Eucalyptus brevifolia, commonly known as snappy white gum or northern white gum, is a tree that is endemic to northern Australia. It has smooth, powdery white bark, lance-shaped adult leaves, buds arranged in group of seven, white flowers and cup-shaped or barrel-shaped fruit.

==Description==
Eucalyptus brevifolia is a tree that typically grows to a height of 10 m and forms a lignotuber. The bark is smooth, white and powdery. Young plants and coppice regrowth have four-sided stems with a powdery bloom and oval to triangular leaves 40 to 70 mm long and 30 to 70 mm wide. Adult leaves are mostly lance-shaped, the same dull blue-grey on both sides, 50 to 110 mm long and 150 to 280 mm wide on a petiole 15 to 25 mm long. The flower buds are arranged in groups of seven in leaf axils on a peduncle 3 to 9 mm long, the individual buds on a pedicel that is sessile or up to 3 mm long. The mature buds are oval to pear-shaped, 6 to 9 mm long and 4 to 8 mm wide with a more or less rounded operculum that is narrower than the floral cup at the join. Flowering occurs between March and August and the flowers are white or creamy yellow. The fruit is a woody, cup-shaped to barrel-shaped or hemispherical capsule 4 to 8 mm long and 6 to 9 mm wide with the valves at rim level or slightly beyond.

==Taxonomy and naming==
Eucalyptus brevifolia was first formally described in 1859 by Ferdinand von Mueller and the description was published in the Journal of the Proceedings of the Linnean Society, Botany.

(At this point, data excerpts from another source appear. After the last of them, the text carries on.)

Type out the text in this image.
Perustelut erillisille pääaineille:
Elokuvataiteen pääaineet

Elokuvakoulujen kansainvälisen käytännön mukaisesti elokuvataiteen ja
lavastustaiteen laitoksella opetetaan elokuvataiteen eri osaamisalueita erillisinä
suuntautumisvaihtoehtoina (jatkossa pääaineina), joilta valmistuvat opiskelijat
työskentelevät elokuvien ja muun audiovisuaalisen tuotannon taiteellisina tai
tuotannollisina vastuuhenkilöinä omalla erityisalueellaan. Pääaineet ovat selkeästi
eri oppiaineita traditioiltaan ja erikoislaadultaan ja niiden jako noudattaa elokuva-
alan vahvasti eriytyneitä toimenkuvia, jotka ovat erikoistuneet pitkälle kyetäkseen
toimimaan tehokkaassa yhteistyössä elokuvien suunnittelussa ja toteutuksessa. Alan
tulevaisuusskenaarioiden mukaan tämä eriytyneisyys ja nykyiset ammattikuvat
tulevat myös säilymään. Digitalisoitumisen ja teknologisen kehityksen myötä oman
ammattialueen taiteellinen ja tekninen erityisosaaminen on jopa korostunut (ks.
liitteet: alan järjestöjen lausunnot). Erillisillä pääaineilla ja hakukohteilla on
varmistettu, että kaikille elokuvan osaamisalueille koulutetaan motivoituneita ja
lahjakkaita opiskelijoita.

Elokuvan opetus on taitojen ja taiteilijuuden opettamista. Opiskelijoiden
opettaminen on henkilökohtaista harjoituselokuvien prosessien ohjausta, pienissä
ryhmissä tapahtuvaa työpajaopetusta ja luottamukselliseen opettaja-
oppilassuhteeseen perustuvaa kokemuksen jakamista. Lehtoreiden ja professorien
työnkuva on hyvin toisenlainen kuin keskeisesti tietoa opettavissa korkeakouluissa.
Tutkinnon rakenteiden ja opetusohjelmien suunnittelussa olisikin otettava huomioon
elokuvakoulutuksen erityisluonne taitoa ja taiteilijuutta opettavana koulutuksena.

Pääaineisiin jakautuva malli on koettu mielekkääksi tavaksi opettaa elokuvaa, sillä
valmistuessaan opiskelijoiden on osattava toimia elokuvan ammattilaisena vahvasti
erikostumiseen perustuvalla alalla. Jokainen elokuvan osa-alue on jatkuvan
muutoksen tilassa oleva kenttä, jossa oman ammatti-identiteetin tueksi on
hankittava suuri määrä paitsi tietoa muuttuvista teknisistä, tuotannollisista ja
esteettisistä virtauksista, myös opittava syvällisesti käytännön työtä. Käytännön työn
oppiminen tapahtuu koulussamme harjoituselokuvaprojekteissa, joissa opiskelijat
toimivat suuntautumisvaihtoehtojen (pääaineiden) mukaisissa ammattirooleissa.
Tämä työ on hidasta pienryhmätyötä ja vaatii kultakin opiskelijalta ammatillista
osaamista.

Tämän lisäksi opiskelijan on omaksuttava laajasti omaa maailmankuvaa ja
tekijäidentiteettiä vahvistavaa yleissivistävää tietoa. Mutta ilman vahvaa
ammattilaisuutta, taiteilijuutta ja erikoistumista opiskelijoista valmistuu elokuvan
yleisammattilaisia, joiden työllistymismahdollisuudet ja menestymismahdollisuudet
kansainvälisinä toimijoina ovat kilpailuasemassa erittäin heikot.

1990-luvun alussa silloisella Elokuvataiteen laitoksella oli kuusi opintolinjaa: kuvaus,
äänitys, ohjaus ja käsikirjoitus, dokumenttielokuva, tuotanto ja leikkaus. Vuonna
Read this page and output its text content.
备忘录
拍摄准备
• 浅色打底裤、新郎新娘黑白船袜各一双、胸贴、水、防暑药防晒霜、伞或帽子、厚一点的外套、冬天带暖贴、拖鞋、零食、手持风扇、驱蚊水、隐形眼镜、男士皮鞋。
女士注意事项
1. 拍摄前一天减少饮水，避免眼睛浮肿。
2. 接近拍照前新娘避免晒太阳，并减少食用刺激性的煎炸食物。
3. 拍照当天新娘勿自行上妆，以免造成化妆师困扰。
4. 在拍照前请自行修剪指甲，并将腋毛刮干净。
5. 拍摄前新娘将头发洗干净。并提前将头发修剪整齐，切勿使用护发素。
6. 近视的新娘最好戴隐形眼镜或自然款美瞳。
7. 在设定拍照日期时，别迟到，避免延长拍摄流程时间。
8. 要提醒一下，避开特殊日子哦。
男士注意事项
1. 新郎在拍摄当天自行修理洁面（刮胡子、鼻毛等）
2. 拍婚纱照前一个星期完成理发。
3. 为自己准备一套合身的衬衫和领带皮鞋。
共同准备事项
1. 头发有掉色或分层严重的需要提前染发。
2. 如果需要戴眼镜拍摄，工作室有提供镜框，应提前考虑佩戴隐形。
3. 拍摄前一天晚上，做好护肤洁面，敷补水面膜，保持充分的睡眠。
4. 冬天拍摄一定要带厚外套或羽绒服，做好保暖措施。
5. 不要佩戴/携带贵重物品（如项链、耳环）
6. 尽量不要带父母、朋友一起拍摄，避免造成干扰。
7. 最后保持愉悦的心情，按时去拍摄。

The specific epithet (brevifolia) is from the Latin words brevis meaning "short" and folium meaning "leaf", referring to the relatively short leaves.

==Distribution and habitat==
Snappy white gum grows on slopes and rocky hill tops in the Kimberley region of Western Australia and in nearby parts of the Northern Territory between the Victoria River and the northern Tanami Desert where it grows in shallow skeletal soils.